Nonostante viviamo in un’era che si contraddistingue per la sua tecnologicità, benchè vi siano moltissimi strumenti all’avanguardia per il trattamento delle patologie, si è però sempre alla ricerca di un rapporto medico-paziente, che permetta di andare a fondo, non fermarsi alla materialità, ma scrutare la componente immateriale di chi si assistite.

Così, ho sempre cercato qualcosa che mi aiutasse a scavare nell’animo dei pazienti. A questo proposito con gli anni ho visto nella musica un’energia positiva, uno strumento che più di ogni altro entrasse nell’interiorità interpersonale.

In occasione di un concerto svoltosi a Senigallia, le melodie di Toso catturarono la mia attenzione. Al termine dell’esibizione proposi al compositore l’idea di portare il pianoforte in sala operatoria. Lui accettò subito, con entusiasmo. L’operazione che ha coinvolto un bambino ci ha dato la possibilità di passare dalla teoria alla pratica”.

In cosa è consistito l’intervento?

“Nell’asportazione di una duplice massa neoplastica del midollo spinale di un giovane paziente. Con una tecnica mininvasiva, abbiamo potuto asportare le due masse. Il bambino, dell’età di dieci anni, si era presentato con forti dolori alla schiena che gli impedivano di riposare di notte e lo costringevano a passeggiare proprio per attutire il dolore”.

Avete verificato in precedenza l’efficacia della musicoterapia?

“Si, la notte precedente all’intervento, abbiamo fatto ascoltare al bambino, con delle cuffie la musica”.

Quali effetti ha sortito tutto ciò?

“Il bambino ha riposato senza problemi, nonostante il dolore avvertito nei giorni precedenti.

Prima, durante e dopo l’intervento abbiamo eseguito dei prelievi di sangue per andare a valutare gli indicatori relativi a stati di stress e infiammazione.

Adesso valuteremo i risultati, ma già abbiamo potuto notare come determinati parametri, si siano modificati in correlazione all’ascolto della musica. Nonostante fosse sotto l’effetto dell’ anestesia generale, il piccolo paziente percepiva la musica, questo lo abbiamo potuto rilevare andando a scrutare il tracciato elettroencefalografico, modificatosi in presenza e in assenza di musica.

A fronte di questi dati stiamo coinvolgendo l’Università Politecnica delle Marche al fine di poter studiare questa procedura, che potremmo riproporre qualora dovessimo avere conferma dell’efficacia degli effetti positivi che la musicoterapia produce”.

Che prospettive apre una particolare terapia come questa?

“Volendo percorrere la strada di una chirurgia sempre più vicina all’aspetto umano del paziente, questo sarebbe sicuramente un ottimo punto di partenza. In secondo luogo potrebbe essere uno strumento a basso costo con risultati clinici importanti”.

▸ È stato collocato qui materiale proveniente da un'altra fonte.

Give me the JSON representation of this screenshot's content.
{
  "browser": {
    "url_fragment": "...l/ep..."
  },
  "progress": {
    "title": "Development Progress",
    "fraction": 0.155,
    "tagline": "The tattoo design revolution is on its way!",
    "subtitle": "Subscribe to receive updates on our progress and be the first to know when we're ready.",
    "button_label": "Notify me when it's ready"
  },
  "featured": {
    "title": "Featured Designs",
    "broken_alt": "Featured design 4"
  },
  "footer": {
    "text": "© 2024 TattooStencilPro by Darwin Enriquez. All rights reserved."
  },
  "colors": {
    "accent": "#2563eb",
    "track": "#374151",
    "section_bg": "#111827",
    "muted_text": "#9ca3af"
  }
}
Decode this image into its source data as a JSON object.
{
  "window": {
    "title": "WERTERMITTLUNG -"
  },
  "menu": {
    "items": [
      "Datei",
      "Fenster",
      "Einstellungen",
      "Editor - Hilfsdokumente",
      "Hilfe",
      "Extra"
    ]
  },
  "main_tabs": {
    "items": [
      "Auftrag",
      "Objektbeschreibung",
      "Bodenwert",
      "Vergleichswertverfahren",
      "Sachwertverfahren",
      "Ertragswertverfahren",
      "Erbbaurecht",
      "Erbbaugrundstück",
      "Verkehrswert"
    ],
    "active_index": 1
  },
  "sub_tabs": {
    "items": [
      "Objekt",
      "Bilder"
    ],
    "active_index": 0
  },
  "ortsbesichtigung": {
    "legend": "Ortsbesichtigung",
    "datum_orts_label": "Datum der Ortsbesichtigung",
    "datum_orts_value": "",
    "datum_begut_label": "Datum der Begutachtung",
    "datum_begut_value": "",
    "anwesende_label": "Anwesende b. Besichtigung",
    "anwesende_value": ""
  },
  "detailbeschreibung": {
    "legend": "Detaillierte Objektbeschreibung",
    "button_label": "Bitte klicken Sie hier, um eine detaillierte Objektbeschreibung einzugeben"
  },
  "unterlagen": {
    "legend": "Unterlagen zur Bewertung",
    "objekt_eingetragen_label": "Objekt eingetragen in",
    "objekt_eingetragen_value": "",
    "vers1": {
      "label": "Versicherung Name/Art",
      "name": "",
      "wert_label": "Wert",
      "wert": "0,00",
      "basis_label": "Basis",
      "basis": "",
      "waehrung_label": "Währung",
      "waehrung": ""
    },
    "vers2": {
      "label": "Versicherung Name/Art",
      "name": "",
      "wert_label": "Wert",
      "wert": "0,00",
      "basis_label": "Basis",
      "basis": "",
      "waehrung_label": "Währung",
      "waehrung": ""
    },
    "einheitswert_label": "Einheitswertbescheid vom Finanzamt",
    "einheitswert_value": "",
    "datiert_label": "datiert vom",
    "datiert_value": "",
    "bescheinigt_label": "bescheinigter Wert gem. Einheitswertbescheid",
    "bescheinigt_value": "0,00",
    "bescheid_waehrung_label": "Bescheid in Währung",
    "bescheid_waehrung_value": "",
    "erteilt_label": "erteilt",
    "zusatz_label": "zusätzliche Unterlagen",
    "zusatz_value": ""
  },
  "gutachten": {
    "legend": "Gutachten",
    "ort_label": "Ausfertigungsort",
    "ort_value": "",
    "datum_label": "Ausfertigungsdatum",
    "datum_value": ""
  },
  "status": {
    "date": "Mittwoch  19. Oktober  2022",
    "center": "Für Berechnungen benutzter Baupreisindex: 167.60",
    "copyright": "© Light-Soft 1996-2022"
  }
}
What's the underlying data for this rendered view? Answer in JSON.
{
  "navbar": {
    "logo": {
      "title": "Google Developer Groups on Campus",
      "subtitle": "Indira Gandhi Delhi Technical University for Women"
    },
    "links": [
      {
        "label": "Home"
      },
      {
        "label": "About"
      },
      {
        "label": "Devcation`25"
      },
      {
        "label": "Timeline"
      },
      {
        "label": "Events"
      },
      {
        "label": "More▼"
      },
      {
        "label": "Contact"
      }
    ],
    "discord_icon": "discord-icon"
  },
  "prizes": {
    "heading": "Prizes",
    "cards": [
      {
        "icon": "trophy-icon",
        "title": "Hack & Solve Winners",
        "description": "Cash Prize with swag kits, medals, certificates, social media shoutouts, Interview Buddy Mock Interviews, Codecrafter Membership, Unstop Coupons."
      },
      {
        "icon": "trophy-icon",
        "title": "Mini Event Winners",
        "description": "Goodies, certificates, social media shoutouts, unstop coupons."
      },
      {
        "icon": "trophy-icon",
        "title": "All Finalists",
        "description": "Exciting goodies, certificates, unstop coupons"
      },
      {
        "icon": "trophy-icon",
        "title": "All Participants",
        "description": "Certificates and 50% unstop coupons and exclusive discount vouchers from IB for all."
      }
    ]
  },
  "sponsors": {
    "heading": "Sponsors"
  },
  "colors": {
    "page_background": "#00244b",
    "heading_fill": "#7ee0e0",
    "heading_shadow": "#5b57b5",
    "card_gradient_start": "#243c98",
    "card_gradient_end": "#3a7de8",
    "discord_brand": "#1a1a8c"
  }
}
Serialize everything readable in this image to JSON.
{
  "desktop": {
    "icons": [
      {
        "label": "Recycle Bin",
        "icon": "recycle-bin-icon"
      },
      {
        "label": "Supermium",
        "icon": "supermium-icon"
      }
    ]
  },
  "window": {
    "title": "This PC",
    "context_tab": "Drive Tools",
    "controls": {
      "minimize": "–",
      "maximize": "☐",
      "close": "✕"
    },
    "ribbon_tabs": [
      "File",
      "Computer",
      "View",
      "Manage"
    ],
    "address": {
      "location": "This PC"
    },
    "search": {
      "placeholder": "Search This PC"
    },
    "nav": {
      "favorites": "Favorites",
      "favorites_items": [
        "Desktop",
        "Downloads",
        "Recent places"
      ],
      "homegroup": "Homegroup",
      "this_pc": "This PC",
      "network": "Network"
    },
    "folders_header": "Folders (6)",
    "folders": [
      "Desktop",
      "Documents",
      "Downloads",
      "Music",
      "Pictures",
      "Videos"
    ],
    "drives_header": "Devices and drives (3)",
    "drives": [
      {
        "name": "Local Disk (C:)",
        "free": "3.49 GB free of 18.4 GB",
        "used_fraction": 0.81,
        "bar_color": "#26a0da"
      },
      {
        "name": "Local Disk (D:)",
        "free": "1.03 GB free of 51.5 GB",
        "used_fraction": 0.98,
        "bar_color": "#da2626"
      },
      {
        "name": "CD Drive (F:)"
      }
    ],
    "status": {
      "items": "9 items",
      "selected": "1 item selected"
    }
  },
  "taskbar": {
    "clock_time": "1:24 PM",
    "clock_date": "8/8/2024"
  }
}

Lo scorso giugno lei ha operato una paziente al cervello, mentre preparava delle olive ascolane. Com’è stato possibile?

“La chirurgia da svegli è una diffusa tecnica standardizzata che ha come obiettivo quello di operare i pazienti mentre sono consci, al fine di poter migliorare la sicurezza dell’atto chirurgico. Poi, operando zone funzionali ed eloquenti  del cervello, occorre minimizzare le conseguenze dell’azione chirurgica.

Nel caso della paziente in questione è stato rimosso una massa tumorale dal lobo frontale sinistro del cervello. Ad essere coinvolte erano due aree: quella relativa alla motilità della parte destra del corpo e quella del linguaggio (area di Broca ndr). In questo modo, essendo la cucina una passione della paziente, abbiamo sfruttato questa attività preferenziale per verificare le funzioni cerebrali”.  

Che impatto ha avuto la telemedicina in era covid?

“Ha potuto aiutare nel gestire le distanza e ha consentito alla struttura sanitaria di raggiungere il paziente anche se esso non era ospedalizzato. Può essere uno strumento di diagnosi e colloquio. Piattaforme di collegamento e integrazione tra l’ospedale e il territorio, come quelle che sono state fornite quest’anno possono ridurre la permanenza in ospedale del paziente e consentire agli specialisti di comunicare più celermente per discutere i vari casi”.